1) La première catégorie d’accords baptisés par l’un des grands ministres ‘accords classiques’, c'est-à-dire sans concession sur l’essentiel, devrait permettre à des groupes tribaux armés du Nord et du Nord-Est, de revenir en force dans la gestion du pays, aux côtés du pouvoir actuel. Un retour possible, dans la mesure où ces groupes répondent de la même philosophie de l’Etat et de la république que tous ceux qui se sont succédé depuis une vingtaine d’années à N’Djaména. Une fois de plus, leurs combattants issus pour la plupart des mêmes souches régionales que leurs chefs, viendront grossir le nombre de gradés et autres intrus de l’armée, aux frais du trésor public. Le défi pour le pouvoir en place, consisterait à les contenir, pour éviter qu’ils ne deviennent à l’intérieur de la grande muette, le levier par lequel le pire arrive un jour. Aucun « politico-militaire » rentré au bercail, n’a été capable, depuis décembre 1990, de se muer en parti politique civil, pourquoi ?

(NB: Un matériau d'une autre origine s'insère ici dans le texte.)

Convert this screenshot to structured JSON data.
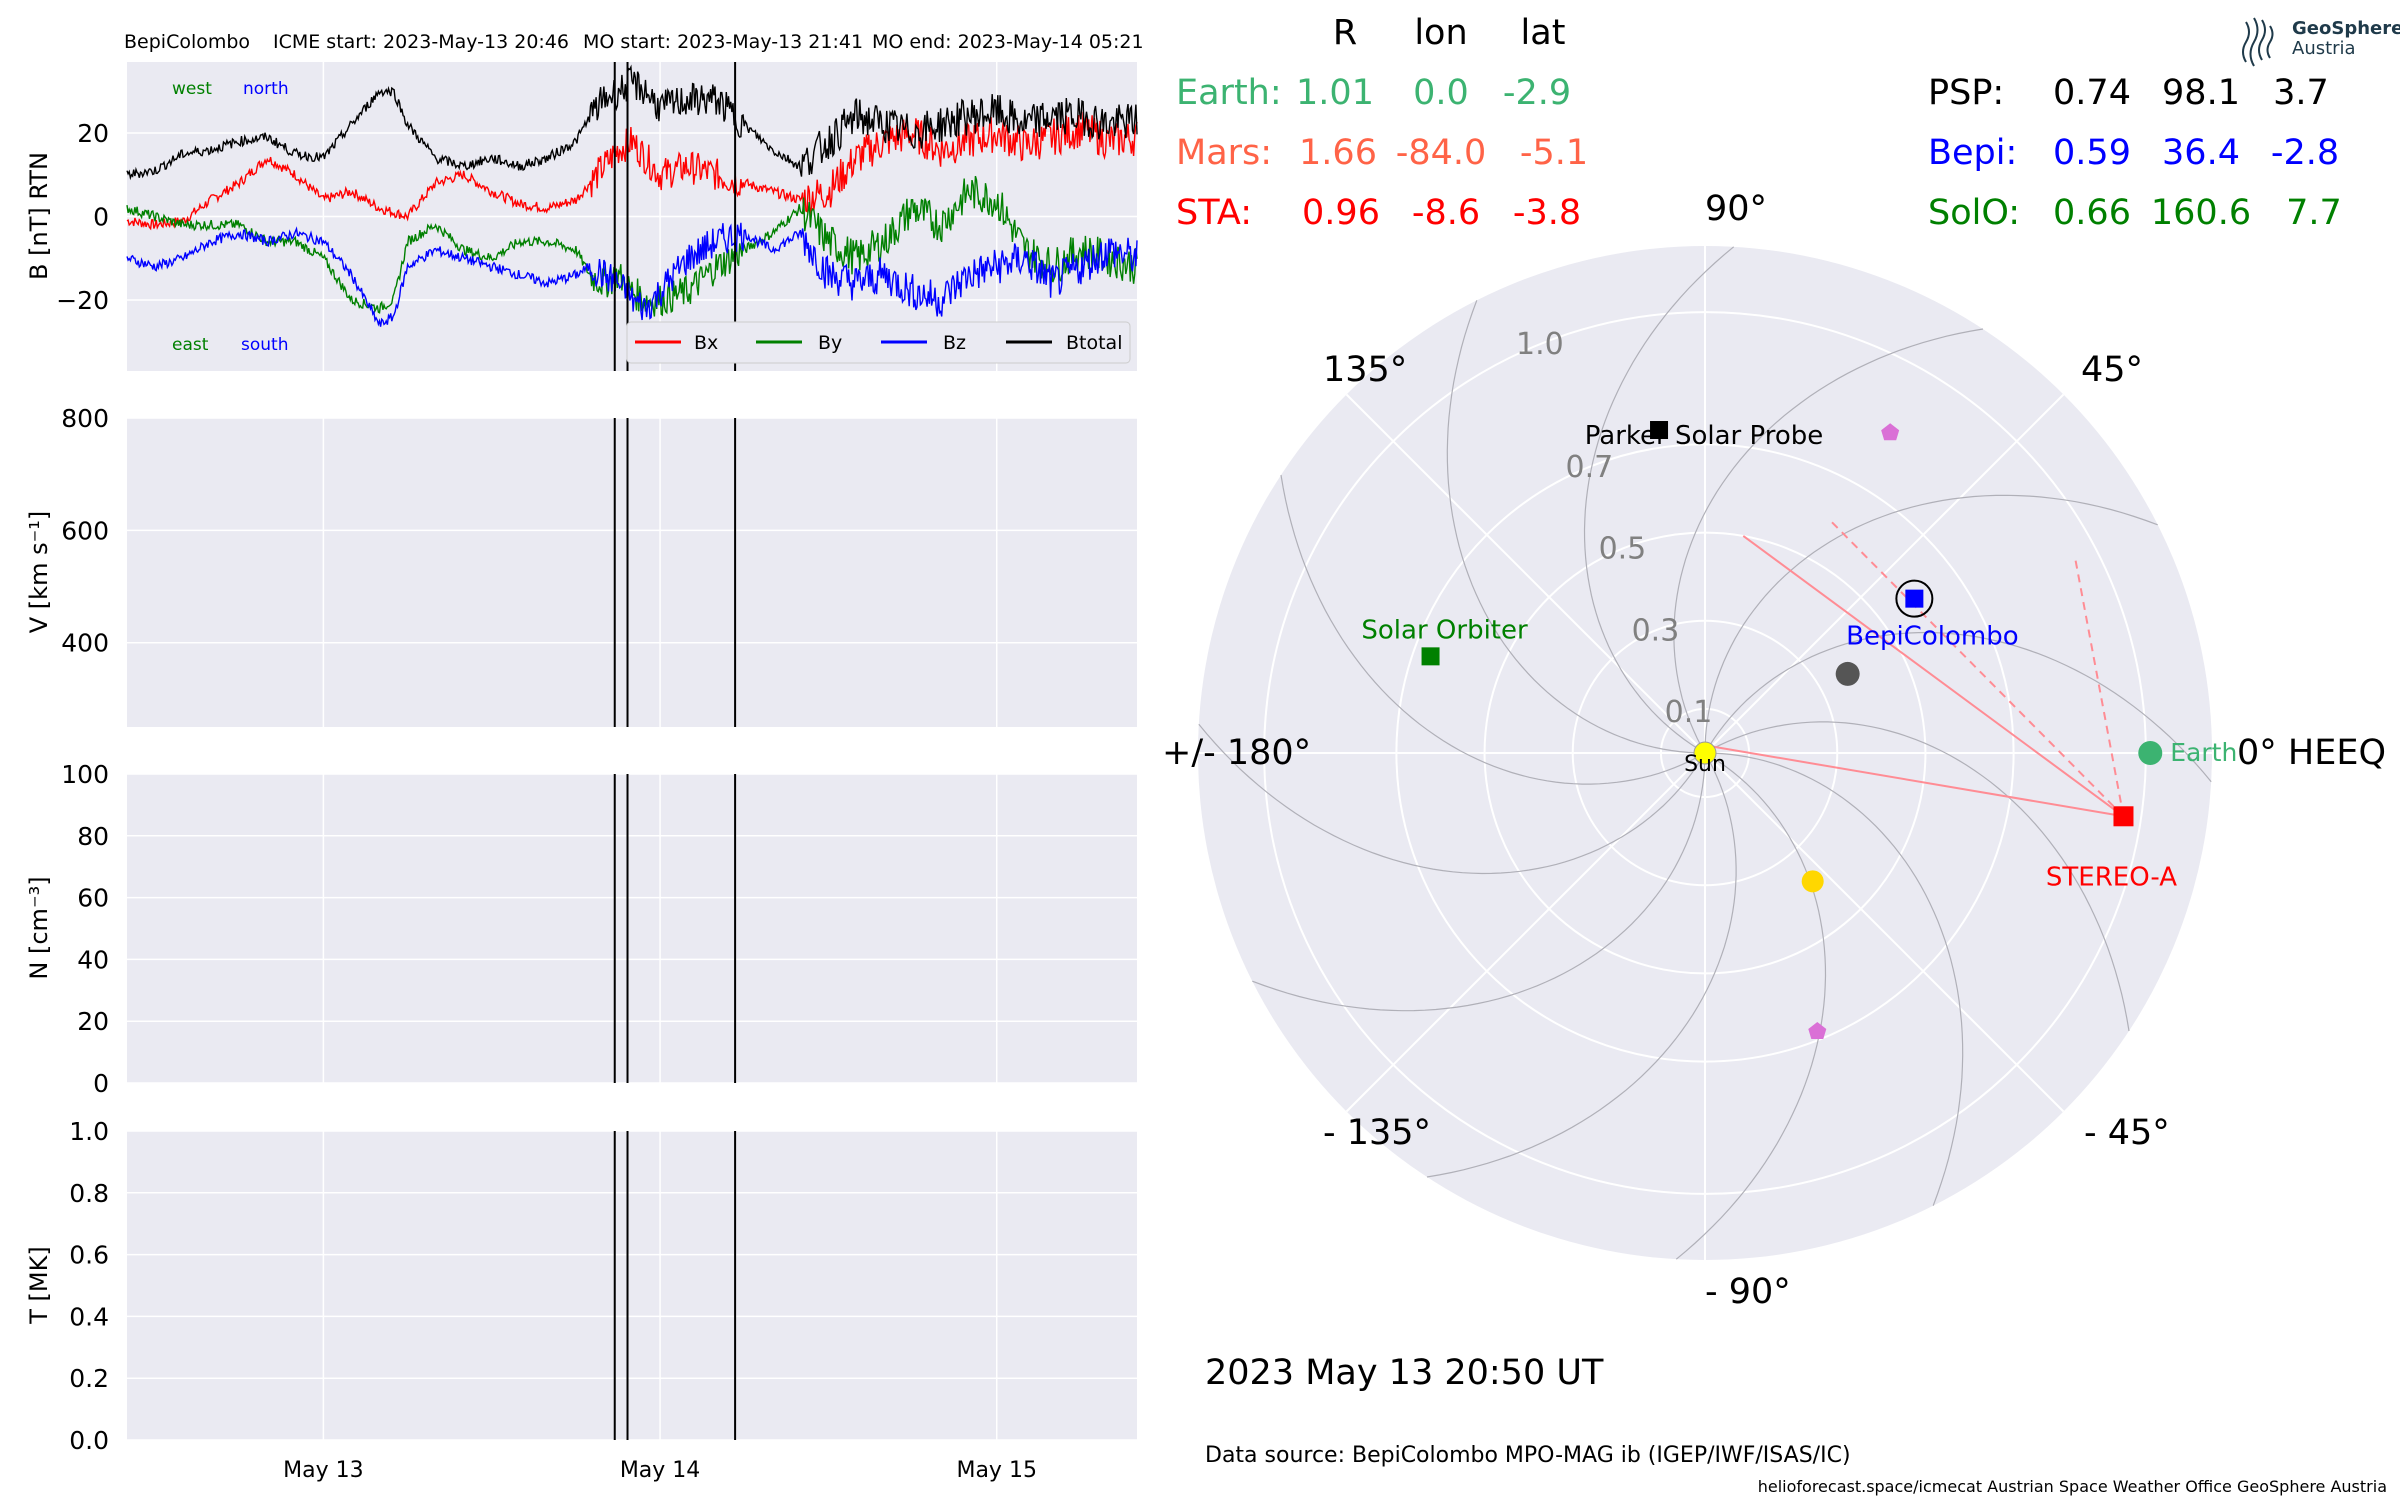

Quant aux chefs, rien de mieux que de se retrouver gratifiés des traitements pompeux de leurs nouveaux grades dont ils savent pertinemment qu’ils n’ont court que dans un pays anormal. Ces grades qui permettent, par ailleurs, grâce à une certaine idée biscornue de l’amnistie et de la récompense du guerrier, de se livrer à toutes sortes de trafics illicites, des coupeurs de routes aux vrais faux commerçants et fournisseurs de l’administration. Pour d’autres, il y a l’appât que représentent la quarantaine de postes de gouverneurs et adjoints, la centaine de postes de préfets et adjoints, le demi-millier de postes de sous-préfets et adjoints, auxquels il faut ajouter le poste très prisé de commandant de brigade et celui de brigadier de douane. Les quelques intellos têtes de file pourront aussi prétendre aux postes juteux de gestionnaires de projets et des administrations. Difficile, avec de telles contraintes persistantes, quelle que soit la volonté politique affichée, de mettre en œuvre les recommandations des états généraux de l’Armée et ceux de la Justice !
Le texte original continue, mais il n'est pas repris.